Sanayi fazla gelişmemiş olmakla birlikte gıda, inşaat ve giyim dallarında oldukça önemli gelişmeler sağlanmıştır. Küçük ve orta büyüklükteki işletmeler şeklinde sanayi kurulmuş, 1995 yılında imalat sanayinde tesis sayısı 726'ya çıkmış istihdam edilen kişi sayısı ise 11.382'ye yükselmiştir. Lefkoşe, Gazimagosa ve Girne'de organize sanayi bölgeleri kurulmuştur. Ayrıca Gazimagosa'da kurulan serbest liman ile bu bölgede şu anda 22 işletme çimento ve deri paketleme, araç bakım ve onarımı, konfeksiyon imalatı ve transit ticaret sahalarında faaliyet gösterilmektedir. Elektrik enerjisi üretimi ülke ihtiyacını karşılayacak seviyeye gelmiştir. Kuzey Kıbrıs tarihi ve turistik yerleri ve temiz çevresi ile turizmde her yıl gelişen bir ülke olarak karşımıza çıkmaktadır.

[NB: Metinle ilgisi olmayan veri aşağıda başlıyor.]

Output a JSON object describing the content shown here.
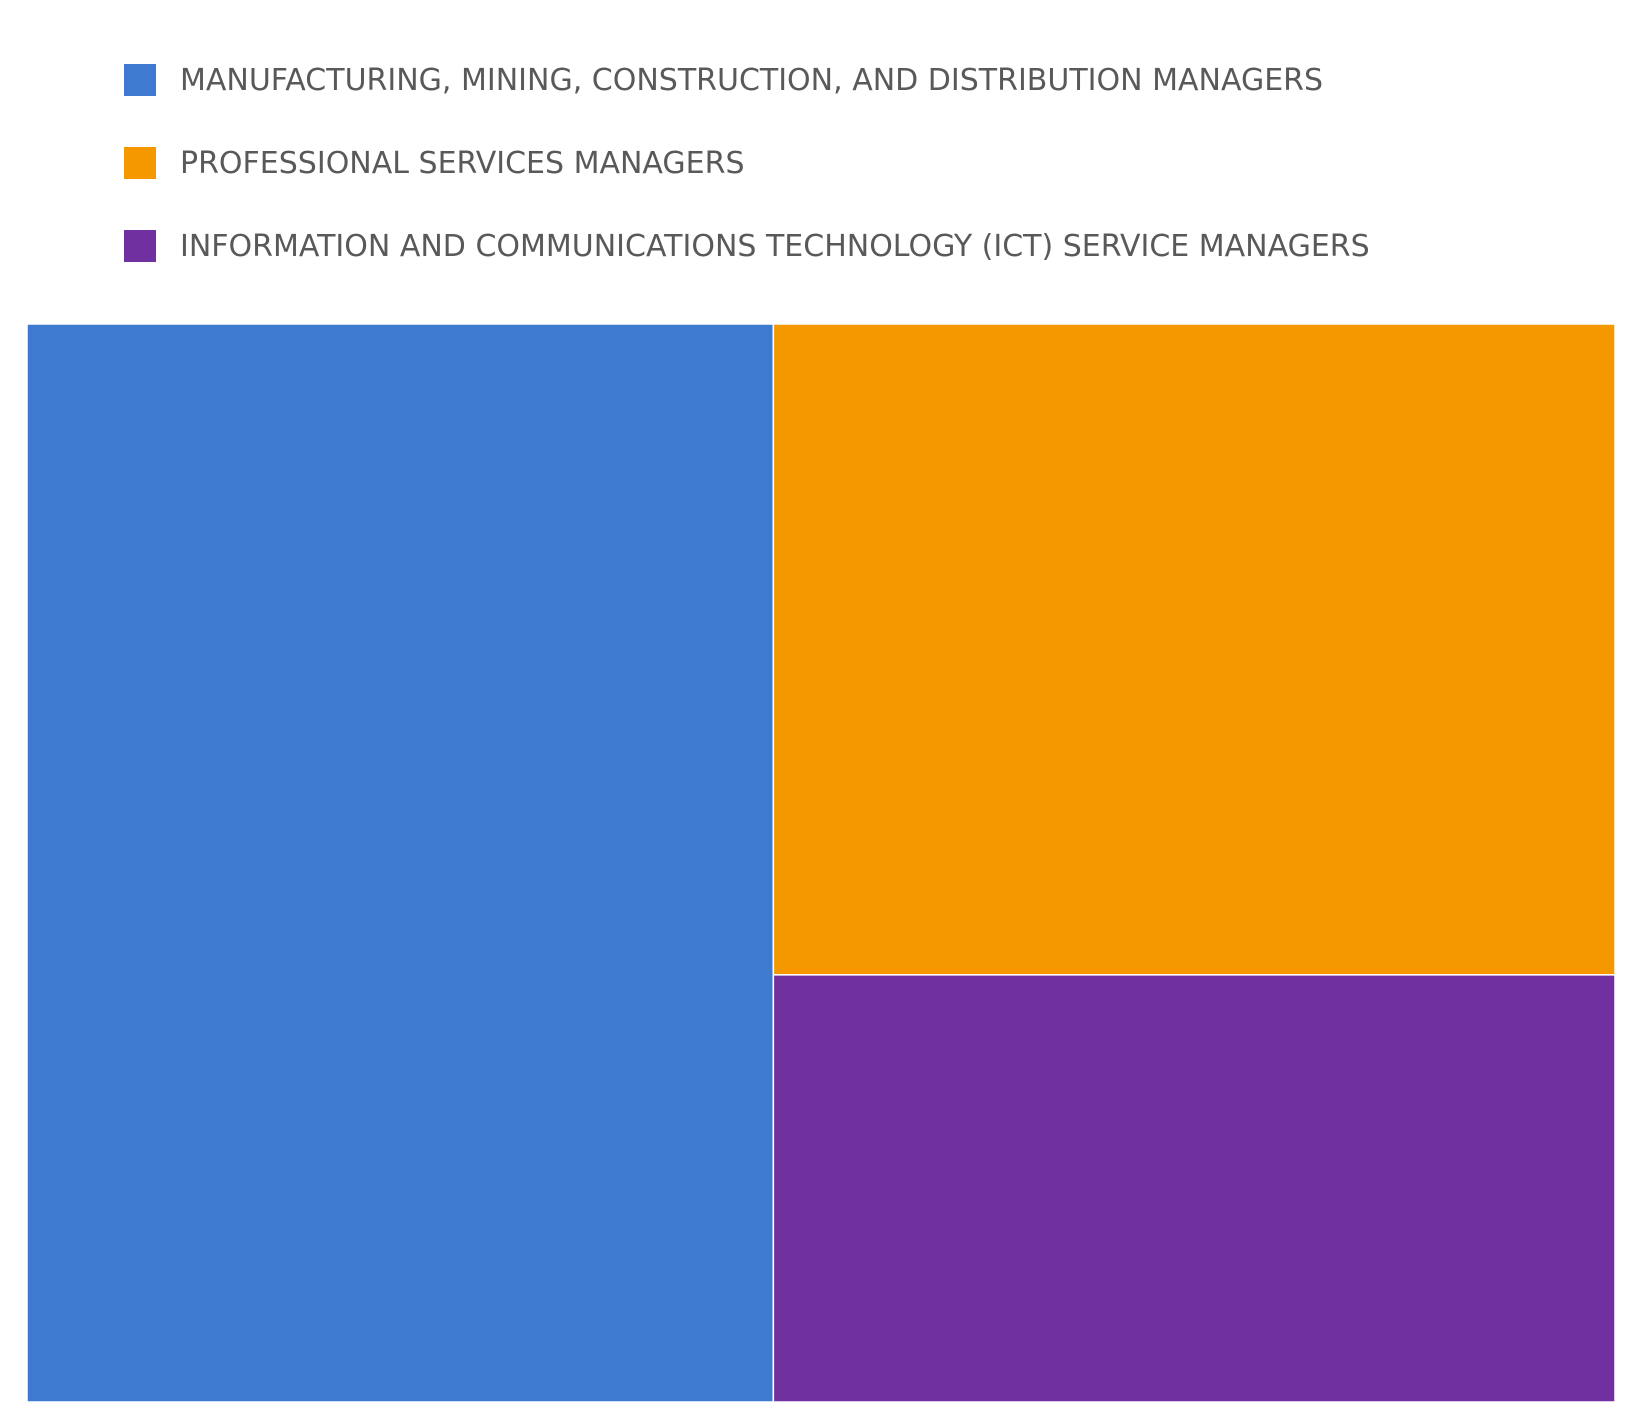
{
  "chart_data": {
    "type": "treemap",
    "title": "",
    "legend_position": "top",
    "series": [
      {
        "name": "MANUFACTURING, MINING, CONSTRUCTION, AND DISTRIBUTION MANAGERS",
        "value": 47,
        "color": "#3E7ACF"
      },
      {
        "name": "PROFESSIONAL SERVICES MANAGERS",
        "value": 32,
        "color": "#F59800"
      },
      {
        "name": "INFORMATION AND COMMUNICATIONS TECHNOLOGY (ICT) SERVICE MANAGERS",
        "value": 21,
        "color": "#7030A0"
      }
    ]
  }
}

Ada, Türkiye için neden önemli ?
Kurtuluş Savaşı yıllarında Misak-ı Milli sınırları içinde Kıbrıs da bulunuyordu. Ancak bu tarihte Kıbrıs artık İngiliz egemenliğine geçmiş ve Türkiye Ada üzerinde herhangi bir hak talep edemeyeceğini belirtmişti. Bu nedenle, Türkiye 2. Dünya Savaşı yıllarına kadar Kıbrıs konusundaki gelişmeleri uzaktan izleyebildi.

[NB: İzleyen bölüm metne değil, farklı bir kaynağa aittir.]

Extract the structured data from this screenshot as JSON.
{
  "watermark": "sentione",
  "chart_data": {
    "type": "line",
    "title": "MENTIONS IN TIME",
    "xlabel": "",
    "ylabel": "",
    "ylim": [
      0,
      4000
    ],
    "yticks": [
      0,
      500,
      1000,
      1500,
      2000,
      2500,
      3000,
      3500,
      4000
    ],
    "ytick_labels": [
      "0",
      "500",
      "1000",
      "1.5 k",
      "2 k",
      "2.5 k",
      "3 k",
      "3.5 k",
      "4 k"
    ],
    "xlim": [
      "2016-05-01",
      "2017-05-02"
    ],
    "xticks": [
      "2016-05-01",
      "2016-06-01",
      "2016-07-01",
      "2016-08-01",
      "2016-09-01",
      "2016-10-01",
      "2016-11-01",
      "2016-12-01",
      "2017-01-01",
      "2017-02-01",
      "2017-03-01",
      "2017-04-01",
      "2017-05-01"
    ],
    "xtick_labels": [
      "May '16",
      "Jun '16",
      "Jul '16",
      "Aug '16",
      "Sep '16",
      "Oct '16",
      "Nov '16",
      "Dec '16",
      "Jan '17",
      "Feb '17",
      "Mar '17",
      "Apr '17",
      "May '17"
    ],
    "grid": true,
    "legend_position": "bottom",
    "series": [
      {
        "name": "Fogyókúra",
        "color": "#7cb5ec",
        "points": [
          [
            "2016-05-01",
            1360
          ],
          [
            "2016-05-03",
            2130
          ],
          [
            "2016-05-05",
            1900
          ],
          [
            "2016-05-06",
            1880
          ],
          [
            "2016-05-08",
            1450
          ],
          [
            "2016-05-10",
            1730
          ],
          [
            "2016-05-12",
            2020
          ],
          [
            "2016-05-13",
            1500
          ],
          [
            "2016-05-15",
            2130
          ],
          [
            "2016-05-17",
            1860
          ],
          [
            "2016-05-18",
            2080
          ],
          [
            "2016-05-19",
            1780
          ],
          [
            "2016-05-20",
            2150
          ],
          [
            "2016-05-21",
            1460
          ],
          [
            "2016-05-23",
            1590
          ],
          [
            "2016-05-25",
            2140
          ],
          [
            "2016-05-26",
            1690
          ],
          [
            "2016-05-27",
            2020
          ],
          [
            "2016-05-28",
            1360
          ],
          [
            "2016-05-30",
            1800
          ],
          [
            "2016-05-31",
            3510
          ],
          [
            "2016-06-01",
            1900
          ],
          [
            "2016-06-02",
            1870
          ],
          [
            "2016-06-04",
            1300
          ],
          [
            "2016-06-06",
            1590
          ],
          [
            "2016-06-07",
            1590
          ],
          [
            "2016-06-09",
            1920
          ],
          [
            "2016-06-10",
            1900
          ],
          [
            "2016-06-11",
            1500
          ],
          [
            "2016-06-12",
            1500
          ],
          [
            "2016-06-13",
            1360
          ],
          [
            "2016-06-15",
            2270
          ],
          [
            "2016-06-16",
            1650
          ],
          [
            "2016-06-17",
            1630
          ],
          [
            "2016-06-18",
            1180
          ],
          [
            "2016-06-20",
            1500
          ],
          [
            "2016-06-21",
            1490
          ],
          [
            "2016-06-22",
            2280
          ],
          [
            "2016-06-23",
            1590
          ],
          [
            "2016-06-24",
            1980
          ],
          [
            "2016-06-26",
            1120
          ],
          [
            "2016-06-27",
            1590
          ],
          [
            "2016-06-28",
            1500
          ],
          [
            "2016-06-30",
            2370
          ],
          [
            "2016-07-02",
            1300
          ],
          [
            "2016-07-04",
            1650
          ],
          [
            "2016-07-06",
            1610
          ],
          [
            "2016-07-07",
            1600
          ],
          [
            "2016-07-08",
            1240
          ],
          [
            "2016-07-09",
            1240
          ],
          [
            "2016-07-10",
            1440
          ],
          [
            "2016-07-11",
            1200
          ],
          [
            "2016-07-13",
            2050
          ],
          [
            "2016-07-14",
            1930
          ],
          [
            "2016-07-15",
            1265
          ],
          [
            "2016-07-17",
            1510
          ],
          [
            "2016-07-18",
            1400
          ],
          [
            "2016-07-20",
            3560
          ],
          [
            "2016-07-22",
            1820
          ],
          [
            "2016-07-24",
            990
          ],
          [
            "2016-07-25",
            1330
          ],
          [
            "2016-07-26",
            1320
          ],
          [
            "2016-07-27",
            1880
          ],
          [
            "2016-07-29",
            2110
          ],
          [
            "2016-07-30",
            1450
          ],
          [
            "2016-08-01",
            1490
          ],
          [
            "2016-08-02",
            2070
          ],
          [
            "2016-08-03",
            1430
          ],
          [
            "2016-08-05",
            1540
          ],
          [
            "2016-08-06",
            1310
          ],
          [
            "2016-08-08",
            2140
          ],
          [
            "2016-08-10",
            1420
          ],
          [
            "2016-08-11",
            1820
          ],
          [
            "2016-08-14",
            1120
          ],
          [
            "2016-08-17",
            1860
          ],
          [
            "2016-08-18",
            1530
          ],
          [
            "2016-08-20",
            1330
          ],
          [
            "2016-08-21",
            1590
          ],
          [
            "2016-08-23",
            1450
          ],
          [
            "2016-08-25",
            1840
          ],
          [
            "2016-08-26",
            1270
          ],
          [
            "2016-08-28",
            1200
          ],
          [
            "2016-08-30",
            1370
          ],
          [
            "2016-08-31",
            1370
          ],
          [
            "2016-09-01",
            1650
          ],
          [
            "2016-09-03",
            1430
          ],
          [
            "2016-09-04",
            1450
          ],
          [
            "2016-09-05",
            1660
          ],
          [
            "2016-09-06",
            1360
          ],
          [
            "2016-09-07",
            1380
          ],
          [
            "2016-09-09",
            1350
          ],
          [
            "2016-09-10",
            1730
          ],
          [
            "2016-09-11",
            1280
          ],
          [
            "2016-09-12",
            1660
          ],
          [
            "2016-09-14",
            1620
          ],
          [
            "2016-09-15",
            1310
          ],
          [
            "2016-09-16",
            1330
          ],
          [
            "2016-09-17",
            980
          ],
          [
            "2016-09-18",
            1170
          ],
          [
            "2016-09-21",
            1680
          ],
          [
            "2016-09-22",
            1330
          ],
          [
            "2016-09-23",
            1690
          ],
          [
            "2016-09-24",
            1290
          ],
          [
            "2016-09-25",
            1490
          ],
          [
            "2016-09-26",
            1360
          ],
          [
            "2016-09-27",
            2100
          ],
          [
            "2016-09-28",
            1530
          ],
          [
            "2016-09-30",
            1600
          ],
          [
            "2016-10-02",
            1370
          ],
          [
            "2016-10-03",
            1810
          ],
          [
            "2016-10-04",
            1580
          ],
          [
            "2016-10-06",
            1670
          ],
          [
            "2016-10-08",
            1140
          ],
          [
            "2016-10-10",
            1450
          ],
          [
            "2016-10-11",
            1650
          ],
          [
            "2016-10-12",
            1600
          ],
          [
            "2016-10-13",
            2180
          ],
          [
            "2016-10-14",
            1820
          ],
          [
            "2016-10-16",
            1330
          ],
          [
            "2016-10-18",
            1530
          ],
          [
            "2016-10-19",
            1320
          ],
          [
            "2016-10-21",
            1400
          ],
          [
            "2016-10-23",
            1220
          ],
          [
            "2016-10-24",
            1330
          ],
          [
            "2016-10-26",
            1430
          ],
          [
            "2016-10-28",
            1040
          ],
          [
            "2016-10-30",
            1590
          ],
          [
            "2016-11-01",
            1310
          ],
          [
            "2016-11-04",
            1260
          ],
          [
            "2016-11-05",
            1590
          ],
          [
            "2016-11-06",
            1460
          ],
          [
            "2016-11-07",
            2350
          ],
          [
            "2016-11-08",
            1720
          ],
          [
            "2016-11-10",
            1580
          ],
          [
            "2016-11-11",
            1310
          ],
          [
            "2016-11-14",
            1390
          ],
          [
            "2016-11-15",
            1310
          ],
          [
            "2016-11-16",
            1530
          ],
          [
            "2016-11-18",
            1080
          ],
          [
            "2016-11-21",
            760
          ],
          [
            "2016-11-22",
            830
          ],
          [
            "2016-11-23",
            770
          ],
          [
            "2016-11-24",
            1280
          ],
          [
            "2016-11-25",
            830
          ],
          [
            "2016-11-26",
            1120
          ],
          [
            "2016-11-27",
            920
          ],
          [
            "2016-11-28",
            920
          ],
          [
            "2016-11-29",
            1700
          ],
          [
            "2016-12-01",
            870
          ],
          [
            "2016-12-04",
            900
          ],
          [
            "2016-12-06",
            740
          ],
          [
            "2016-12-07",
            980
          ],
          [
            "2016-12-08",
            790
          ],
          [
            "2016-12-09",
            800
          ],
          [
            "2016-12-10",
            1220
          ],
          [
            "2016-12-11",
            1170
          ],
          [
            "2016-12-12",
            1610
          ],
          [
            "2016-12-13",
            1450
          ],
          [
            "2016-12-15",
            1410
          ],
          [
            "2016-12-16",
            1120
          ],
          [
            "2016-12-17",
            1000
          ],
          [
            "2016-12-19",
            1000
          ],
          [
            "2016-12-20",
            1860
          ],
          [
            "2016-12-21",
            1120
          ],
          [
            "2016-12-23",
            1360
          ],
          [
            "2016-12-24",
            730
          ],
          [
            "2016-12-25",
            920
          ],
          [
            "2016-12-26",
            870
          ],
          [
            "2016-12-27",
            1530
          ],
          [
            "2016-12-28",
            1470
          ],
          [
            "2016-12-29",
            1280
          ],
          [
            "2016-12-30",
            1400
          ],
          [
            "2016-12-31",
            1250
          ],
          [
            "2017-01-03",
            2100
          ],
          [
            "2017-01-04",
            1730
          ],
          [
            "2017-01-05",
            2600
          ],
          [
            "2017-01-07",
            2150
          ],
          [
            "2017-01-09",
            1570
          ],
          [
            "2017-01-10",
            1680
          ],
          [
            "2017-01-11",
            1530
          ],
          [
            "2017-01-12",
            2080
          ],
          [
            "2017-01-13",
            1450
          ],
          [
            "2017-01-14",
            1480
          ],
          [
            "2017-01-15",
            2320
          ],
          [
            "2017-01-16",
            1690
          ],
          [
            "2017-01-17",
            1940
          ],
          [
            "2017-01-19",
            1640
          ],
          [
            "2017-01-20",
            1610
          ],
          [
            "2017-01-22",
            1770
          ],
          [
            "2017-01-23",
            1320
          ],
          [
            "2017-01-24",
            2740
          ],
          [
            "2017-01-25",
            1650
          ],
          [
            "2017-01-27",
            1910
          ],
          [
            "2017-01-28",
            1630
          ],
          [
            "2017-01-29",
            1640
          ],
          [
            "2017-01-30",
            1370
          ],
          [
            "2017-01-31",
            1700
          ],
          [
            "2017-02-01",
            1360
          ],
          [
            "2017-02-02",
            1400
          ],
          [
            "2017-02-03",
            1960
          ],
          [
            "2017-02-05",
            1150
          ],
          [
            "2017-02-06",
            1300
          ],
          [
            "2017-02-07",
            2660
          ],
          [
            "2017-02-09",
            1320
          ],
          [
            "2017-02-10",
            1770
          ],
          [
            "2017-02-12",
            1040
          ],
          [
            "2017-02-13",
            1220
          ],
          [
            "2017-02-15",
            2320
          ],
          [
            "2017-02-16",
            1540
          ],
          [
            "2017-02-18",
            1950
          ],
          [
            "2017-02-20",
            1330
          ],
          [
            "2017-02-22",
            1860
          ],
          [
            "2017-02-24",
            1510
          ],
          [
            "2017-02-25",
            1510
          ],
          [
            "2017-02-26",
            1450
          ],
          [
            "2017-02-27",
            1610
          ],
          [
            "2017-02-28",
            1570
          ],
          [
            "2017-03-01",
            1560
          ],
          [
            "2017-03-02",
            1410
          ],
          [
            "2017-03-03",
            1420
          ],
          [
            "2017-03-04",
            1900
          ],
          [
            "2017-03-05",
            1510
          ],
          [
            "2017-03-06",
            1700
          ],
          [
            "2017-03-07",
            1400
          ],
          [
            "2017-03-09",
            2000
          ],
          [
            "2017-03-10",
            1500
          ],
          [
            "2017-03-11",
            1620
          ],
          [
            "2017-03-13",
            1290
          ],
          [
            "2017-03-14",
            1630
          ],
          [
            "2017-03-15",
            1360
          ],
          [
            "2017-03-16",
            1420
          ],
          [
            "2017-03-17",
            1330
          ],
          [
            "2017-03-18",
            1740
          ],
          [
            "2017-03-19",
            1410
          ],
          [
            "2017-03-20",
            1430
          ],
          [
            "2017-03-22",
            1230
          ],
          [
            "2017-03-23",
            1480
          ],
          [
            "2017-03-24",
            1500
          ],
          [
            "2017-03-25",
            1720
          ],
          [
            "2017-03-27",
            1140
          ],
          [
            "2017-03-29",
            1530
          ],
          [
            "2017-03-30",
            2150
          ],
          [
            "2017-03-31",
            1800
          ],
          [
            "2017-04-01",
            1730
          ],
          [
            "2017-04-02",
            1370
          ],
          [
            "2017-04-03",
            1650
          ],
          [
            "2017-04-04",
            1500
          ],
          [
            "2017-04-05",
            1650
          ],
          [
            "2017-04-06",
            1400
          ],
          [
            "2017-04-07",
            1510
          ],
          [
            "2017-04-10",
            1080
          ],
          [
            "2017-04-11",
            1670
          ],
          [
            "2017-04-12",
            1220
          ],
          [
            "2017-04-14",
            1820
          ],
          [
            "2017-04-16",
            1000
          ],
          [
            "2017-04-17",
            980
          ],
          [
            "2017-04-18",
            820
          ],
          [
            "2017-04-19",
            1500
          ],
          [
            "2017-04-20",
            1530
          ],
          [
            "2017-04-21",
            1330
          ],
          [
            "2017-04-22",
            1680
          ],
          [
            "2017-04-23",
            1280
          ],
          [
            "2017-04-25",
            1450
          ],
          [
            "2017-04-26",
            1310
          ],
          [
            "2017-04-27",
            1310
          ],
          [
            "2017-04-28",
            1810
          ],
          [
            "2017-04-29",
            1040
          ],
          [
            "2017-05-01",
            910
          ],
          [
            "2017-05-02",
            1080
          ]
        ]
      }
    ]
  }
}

1821 yılında Yunanistan'da isyanın başlamasından sonra, Kıbrıs'taki milliyetçi Rumların başını çeken Kilise, bir isyan hazırlığına girişir. Fakat dönemin Osmanlı valisi bu isyan planlarını öğrenerek, isyancıların bir kısmını idam eder ve diğerlerini sürgüne gönderir. Bu kişiler 1821 yılı sonlarında Roma'da toplanarak ilk Enosis bildirisini yayınlarlar. Tüm Hıristiyan Krallarına çağrıda bulunarak, Kıbrıs'ın Yunanistan'a ilhakı için yardımcı olmalarını isterler. 1878'de Osmanlı Devleti, Rusya'ya karşı diplomatik desteğin bedeli olarak Kıbrıs'ı İngiltere'nin "geçici yönetimi"ne bırakır.


Klarides

Ada'yı Osmanlı hükümetinden kiralayan İngiltere, 1914 yılında Osmanlı Devleti'nin 1.Dünya Savaşı'na katılmasından yararlanarak, Kıbrıs'ı ilhak eder. Bu yönetim devri, Kıbrıs Rumları arasında Enosis'in gerçekleşeceğine dair umutları artırır. Hatta bu durum, 1915 yılında İngiltere'nin Kıbrıs'ı Yunanistan'a teklif etmesiyle daha da somutlaşır.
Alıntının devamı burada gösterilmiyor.